Jumat, 27 Januari 2012

Afriyani Susanti Di Balik Tulisan Tangannya

Dok. Intisari

Tulisan tangan Afriyani Susanti.
Intisari-Online.com - Di balik kehebohan tragedi Tugu Tani, peristiwa kecelakaan mobil yang menewaskan 9 orang sekaligus, banyak orang yang berspekulasi mengenai sosok Afriyani Susanti. Responnya yang terkesan "dingin" menimbulkan banyak hujatan terhadap dirinya sekaligus pertanyaan. “Masihkah Afriyani Susanti memilik perasaan sebagai seorang manusia?” Melalui tulisan tangan Afriyani, Deborah Dewi (@deborahdewi) - ahli grafologi - mencoba menelaah sosok asli Afriyani.
Pada waktu tulisan ini dibuat, di balik ekspresinya yang tenang dan datar, faktanya saat ini Afriyani sedang mengalami tekanan emosional yang cukup hebat. Namun ia berhasil menutupi hal itu dengan sangat baik. Sebagai individu yang tidak ekspresif, Afriyani bukannya tidak memiliki perasaan seperti yang diduga oleh banyak orang.
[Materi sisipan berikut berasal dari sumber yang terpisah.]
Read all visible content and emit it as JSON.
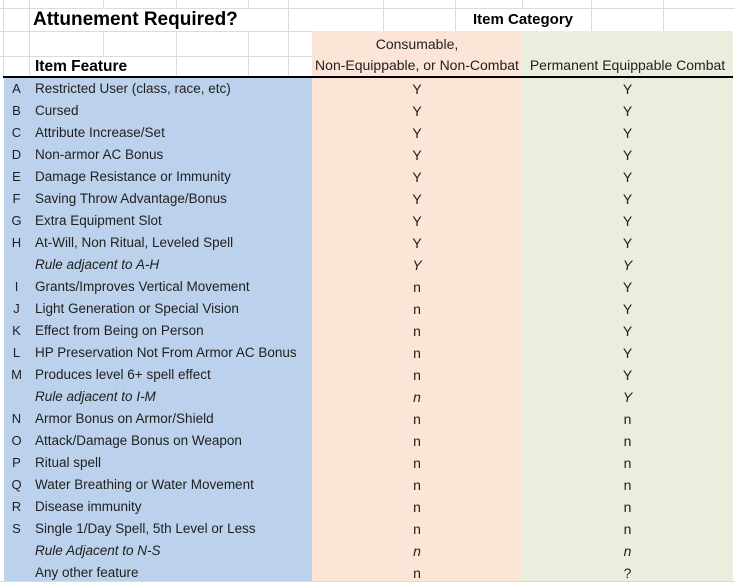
{
  "sheet": {
    "title": "Attunement Required?",
    "category_header": "Item Category",
    "feature_header": "Item Feature",
    "consumable_header_line1": "Consumable,",
    "consumable_header_line2": "Non-Equippable, or Non-Combat",
    "permanent_header": "Permanent Equippable Combat"
  },
  "colors": {
    "feature_column_bg": "#BCD2EC",
    "consumable_column_bg": "#FCE4D6",
    "permanent_column_bg": "#EAEFDD",
    "gridline": "#D6DBE4"
  },
  "rows": [
    {
      "letter": "A",
      "feature": "Restricted User (class, race, etc)",
      "consumable": "Y",
      "permanent": "Y",
      "italic": false
    },
    {
      "letter": "B",
      "feature": "Cursed",
      "consumable": "Y",
      "permanent": "Y",
      "italic": false
    },
    {
      "letter": "C",
      "feature": "Attribute Increase/Set",
      "consumable": "Y",
      "permanent": "Y",
      "italic": false
    },
    {
      "letter": "D",
      "feature": "Non-armor AC Bonus",
      "consumable": "Y",
      "permanent": "Y",
      "italic": false
    },
    {
      "letter": "E",
      "feature": "Damage Resistance or Immunity",
      "consumable": "Y",
      "permanent": "Y",
      "italic": false
    },
    {
      "letter": "F",
      "feature": "Saving Throw Advantage/Bonus",
      "consumable": "Y",
      "permanent": "Y",
      "italic": false
    },
    {
      "letter": "G",
      "feature": "Extra Equipment Slot",
      "consumable": "Y",
      "permanent": "Y",
      "italic": false
    },
    {
      "letter": "H",
      "feature": "At-Will, Non Ritual, Leveled Spell",
      "consumable": "Y",
      "permanent": "Y",
      "italic": false
    },
    {
      "letter": "",
      "feature": "Rule adjacent to A-H",
      "consumable": "Y",
      "permanent": "Y",
      "italic": true
    },
    {
      "letter": "I",
      "feature": "Grants/Improves Vertical Movement",
      "consumable": "n",
      "permanent": "Y",
      "italic": false
    },
    {
      "letter": "J",
      "feature": "Light Generation or Special Vision",
      "consumable": "n",
      "permanent": "Y",
      "italic": false
    },
    {
      "letter": "K",
      "feature": "Effect from Being on Person",
      "consumable": "n",
      "permanent": "Y",
      "italic": false
    },
    {
      "letter": "L",
      "feature": "HP Preservation Not From Armor AC Bonus",
      "consumable": "n",
      "permanent": "Y",
      "italic": false
    },
    {
      "letter": "M",
      "feature": "Produces level 6+ spell effect",
      "consumable": "n",
      "permanent": "Y",
      "italic": false
    },
    {
      "letter": "",
      "feature": "Rule adjacent to I-M",
      "consumable": "n",
      "permanent": "Y",
      "italic": true
    },
    {
      "letter": "N",
      "feature": "Armor Bonus on Armor/Shield",
      "consumable": "n",
      "permanent": "n",
      "italic": false
    },
    {
      "letter": "O",
      "feature": "Attack/Damage Bonus on Weapon",
      "consumable": "n",
      "permanent": "n",
      "italic": false
    },
    {
      "letter": "P",
      "feature": "Ritual spell",
      "consumable": "n",
      "permanent": "n",
      "italic": false
    },
    {
      "letter": "Q",
      "feature": "Water Breathing or Water Movement",
      "consumable": "n",
      "permanent": "n",
      "italic": false
    },
    {
      "letter": "R",
      "feature": "Disease immunity",
      "consumable": "n",
      "permanent": "n",
      "italic": false
    },
    {
      "letter": "S",
      "feature": "Single 1/Day Spell, 5th Level or Less",
      "consumable": "n",
      "permanent": "n",
      "italic": false
    },
    {
      "letter": "",
      "feature": "Rule Adjacent to N-S",
      "consumable": "n",
      "permanent": "n",
      "italic": true
    },
    {
      "letter": "",
      "feature": "Any other feature",
      "consumable": "n",
      "permanent": "?",
      "italic": false
    }
  ]
}
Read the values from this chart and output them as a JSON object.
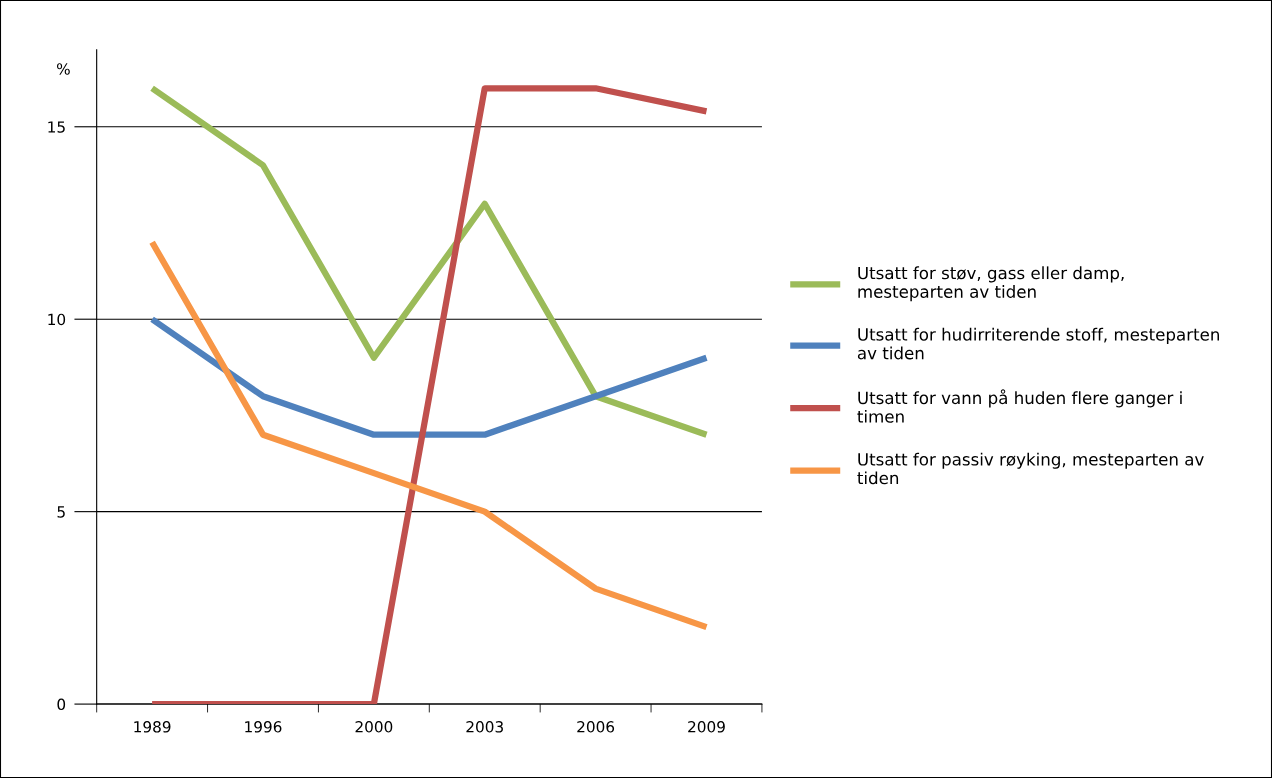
{
  "chart_data": {
    "type": "line",
    "ylabel": "%",
    "categories": [
      "1989",
      "1996",
      "2000",
      "2003",
      "2006",
      "2009"
    ],
    "series": [
      {
        "name": "Utsatt for støv, gass eller damp,\nmesteparten av tiden",
        "color": "#9bbb59",
        "values": [
          16,
          14,
          9,
          13,
          8,
          7
        ]
      },
      {
        "name": "Utsatt for hudirriterende stoff, mesteparten\nav tiden",
        "color": "#4f81bd",
        "values": [
          10,
          8,
          7,
          7,
          8,
          9
        ]
      },
      {
        "name": "Utsatt for vann på huden flere ganger i\ntimen",
        "color": "#c0504d",
        "values": [
          0,
          0,
          0,
          16,
          16,
          15.4
        ]
      },
      {
        "name": "Utsatt for passiv røyking, mesteparten av\ntiden",
        "color": "#f79646",
        "values": [
          12,
          7,
          6,
          5,
          3,
          2
        ]
      }
    ],
    "ylim": [
      0,
      17
    ],
    "yticks": [
      0,
      5,
      10,
      15
    ],
    "grid": "y",
    "legend": "right",
    "marker": "none",
    "line_style": "solid"
  }
}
Fakta yang terungkap dari tulisan tangannya menginformasikan bahwa ternyata ia adalah individu yang represif. Dengan kata lain, Afriyani bahkan cenderung selalu menekan perasaannya, menyimpannya untuk diri sendiri, dan memilih untuk tidak menunjukkannya kepada orang lain.
Semua orang yang memiliki kemiringan tegak dalam tulisan tangannya atau dalam dunia grafologi dikenal dengan istilah vertical slant (a) juga akan melakukan hal yang sama dalam hal mengekspresikan emosi atau perasaannya kepada orang lain. Afriyani akan selektif dan hanya menunjukkan perasaan yang sebenarnya kepada orang-orang yang dapat dipercayainya, ketika dia merasa nyaman dengan lingkungan atau orang-orang tersebut.
Emosi yang tidak stabil, berlebihan, dan tidak berpikir panjang. Tiga hal tersebut sangat kuat “disuarakan” oleh tulisan tangan Afriyani. Garis dasar tulisannya yang tidak beraturan dalam tulisan tangannya (b) menunjukkan perilaku emosi yang tidak stabil. Hal ini mengakibatkan ia mengalami perubahan emosi yang naik turun atau sering kita kenal dengan istilah moody. Dengan adanya penggunaan huruf kapital yang tidak pada tempatnya, ia juga merespon sebuah situasi dengan kadar yang berlebihan.

Dua faktor tersebut mengakibatkan Afriyani memiliki emosi yang fluktuatif. Terlalu sedih, terlalu marah, atau terlalu senang semuanya serba “terlalu” dan bahkan bisa berubah-ubah hanya dalam hitungan hari atau bahkan jam. Namun karena ia tergolong dalam individu yang represif, tidak mengekspresikan emosinya secara langsung, kecenderungannya dia jadi mencari  “alternatif” lain untuk mengekspresikan perasaannya. Melampiaskannya pada narkoba misalnya. Dominasi zona tengah dalam tulisan tangannya (d) mencerminkan fokus hidup penulis yang terletak hanya pada hari ini saja. Sehingga  penulis tidak memiliki pertimbangan jangka panjang dalam setiap keputusan yang diambilnya.
Beberapa faktor tadi adalah gambaran di balik mengapa Afriyani tidak berpikir panjang dalam bertindak sehingga peristwa tragedi Tugu Tani tersebut menjadi puncak dari tekanan emosi yang dialaminya. Hanya sayang “diekspresikan” dengan cara yang tidak bijak yaitu konsumsi alkohol dan narkoba.

Analisis tulisan

sumber:intisari

1 komentar:

  1. terkadang saya ingin belajar membaca tulisan seperti ahli grafologi, hanya sekedar menjadi ilmu pengetahuan.. Karena saya senang menerka-nerka karakter orang

    BalasHapus

Related Posts Plugin for WordPress, Blogger...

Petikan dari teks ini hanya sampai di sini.